Dimanche 14 Juillet 2024

Jusqu’alors, les douze étaient de simples disciples de Jésus. Ils écoutaient son enseignement et l’accompagnaient dans ses déplacements. Aujourd’hui, pour la première fois, le Seigneur les envoie annoncer la Bonne Nouvelle et chasser les démons. Ils sont donc désormais des apôtres, des envoyés. Pourquoi Jésus les envoie-t-il ? Il pourrait tout faire tout seul. Mais il veut en faire ses collaborateurs. Alors même qu’ ils ne sont guère à la hauteur, et il le sait très bien. A part Matthieu un collecteur d’impôts qui devait avoir un peu d’instruction, les autres sont plutôt illettrés. Comme tout le monde ils connaissent un peu l’Ecriture et la Tradition mais ils n’ont aucune formation religieuse sérieuse. Le Seigneur n’a jamais eu l’intention d’en faire un groupe d’admirateurs passifs. Dès le premier instant, en les appelant, il avait dit aux pêcheurs du lac : Je ferai de vous des pêcheurs d’hommes. (Marc 1,17) Normalement les douze ne sauraient être des collaborateurs du Christ. Ce sont de simples pécheurs du lac plutôt ignorants. Par eux-mêmes, ils n’ont pas autorité. Mais justement l’évangile le précise bien : le Seigneur leur donne autorité.  

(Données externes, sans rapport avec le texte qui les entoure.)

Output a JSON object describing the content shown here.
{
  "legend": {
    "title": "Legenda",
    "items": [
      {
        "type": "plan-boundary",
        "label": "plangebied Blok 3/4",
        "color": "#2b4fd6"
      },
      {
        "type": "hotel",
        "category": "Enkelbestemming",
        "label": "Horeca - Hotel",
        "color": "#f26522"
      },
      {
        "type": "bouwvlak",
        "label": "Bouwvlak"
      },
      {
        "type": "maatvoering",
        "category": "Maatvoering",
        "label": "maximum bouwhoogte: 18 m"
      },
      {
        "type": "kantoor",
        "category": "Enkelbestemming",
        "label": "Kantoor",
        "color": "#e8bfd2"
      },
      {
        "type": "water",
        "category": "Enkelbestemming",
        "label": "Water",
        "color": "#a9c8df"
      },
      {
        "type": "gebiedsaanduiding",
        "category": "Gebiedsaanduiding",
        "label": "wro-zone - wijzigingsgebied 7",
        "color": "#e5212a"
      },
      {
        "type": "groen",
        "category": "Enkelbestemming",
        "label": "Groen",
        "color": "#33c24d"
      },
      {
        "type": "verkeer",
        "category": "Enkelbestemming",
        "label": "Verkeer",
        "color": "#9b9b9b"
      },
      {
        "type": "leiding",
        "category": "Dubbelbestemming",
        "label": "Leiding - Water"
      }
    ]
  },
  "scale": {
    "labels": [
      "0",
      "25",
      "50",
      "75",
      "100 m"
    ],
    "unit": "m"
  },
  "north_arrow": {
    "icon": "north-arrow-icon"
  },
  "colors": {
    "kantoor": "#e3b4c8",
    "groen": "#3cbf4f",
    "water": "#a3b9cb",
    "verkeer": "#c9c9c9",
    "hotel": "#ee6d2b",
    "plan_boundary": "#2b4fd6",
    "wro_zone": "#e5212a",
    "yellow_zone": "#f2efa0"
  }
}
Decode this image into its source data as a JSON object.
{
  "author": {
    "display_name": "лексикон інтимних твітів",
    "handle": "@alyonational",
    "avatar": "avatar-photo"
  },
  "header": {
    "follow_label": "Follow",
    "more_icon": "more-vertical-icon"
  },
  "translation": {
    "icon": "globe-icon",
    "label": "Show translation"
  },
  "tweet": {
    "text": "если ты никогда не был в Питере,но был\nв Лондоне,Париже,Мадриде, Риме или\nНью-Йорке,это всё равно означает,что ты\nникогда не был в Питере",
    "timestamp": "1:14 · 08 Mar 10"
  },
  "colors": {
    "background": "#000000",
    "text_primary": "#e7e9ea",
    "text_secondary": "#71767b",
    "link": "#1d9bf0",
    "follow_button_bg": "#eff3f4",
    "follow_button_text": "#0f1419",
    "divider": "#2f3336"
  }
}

Il en va de même pour nous aujourd’hui. Le baptême fait de nous bien plus que de  simples                disciples, écoutant passivement l’enseignement du Christ ou de simples admirateurs éblouis par la personnalité du Christ. En nous communiquant la vie du Christ, Fils de Dieu, envoyé par le Père, le baptême fait de nous d’autres christs envoyés comme lui. Tout baptisé est envoyé, apôtre, missionnaire. Même si, défigurés par le péché, nous sommes incapables d’être des ouvriers du Royaume, collaborateurs du Christ, dans son amour miséricordieux le Seigneur passe par-dessus nos médiocrités, sa grâce nous transforme et nous donne autorité. Comme le dit St Paul aux Ephésiens : Le Père fait de nous des êtres nouveaux en Jésus-Christ, en vue des œuvres bonnes qu’il a préparées à l’avance pour que nous les accomplissions (Eph.2,10)

Mais il ne nous force pas à devenir ces êtres nouveaux. De notre côté, il faut que reconnaissant notre incapacité radicale, nous acceptions de recevoir la grâce qui nous rend capables désormais de faire par nous-même ce que normalement nous ne pouvons pas faire par nos propres forces. Il faut que nous acceptions de reconnaître notre pauvreté, l’inefficacité de tous nos moyens humains et que nous acceptions de recevoir de Dieu seul l’aide qui nous est nécessaire. Car la force d’un envoyé de Dieu ne saurait venir des richesses ni des moyens matériels ou intellectuels, elle ne peut venir que de sa foi et de son union à Dieu. Si le Seigneur ne bâtit la maison, en vain travaillent les maçons, dit le psaume. (Ps.106) C’est pourquoi le Christ prescrit aux apôtres qu’il envoie de ne rien prendre pour la route, mais seulement un bâton ; pas de pain, pas de sac, pas de pièces de monnaie dans leur ceinture… des sandales, mais pas de tunique de rechange.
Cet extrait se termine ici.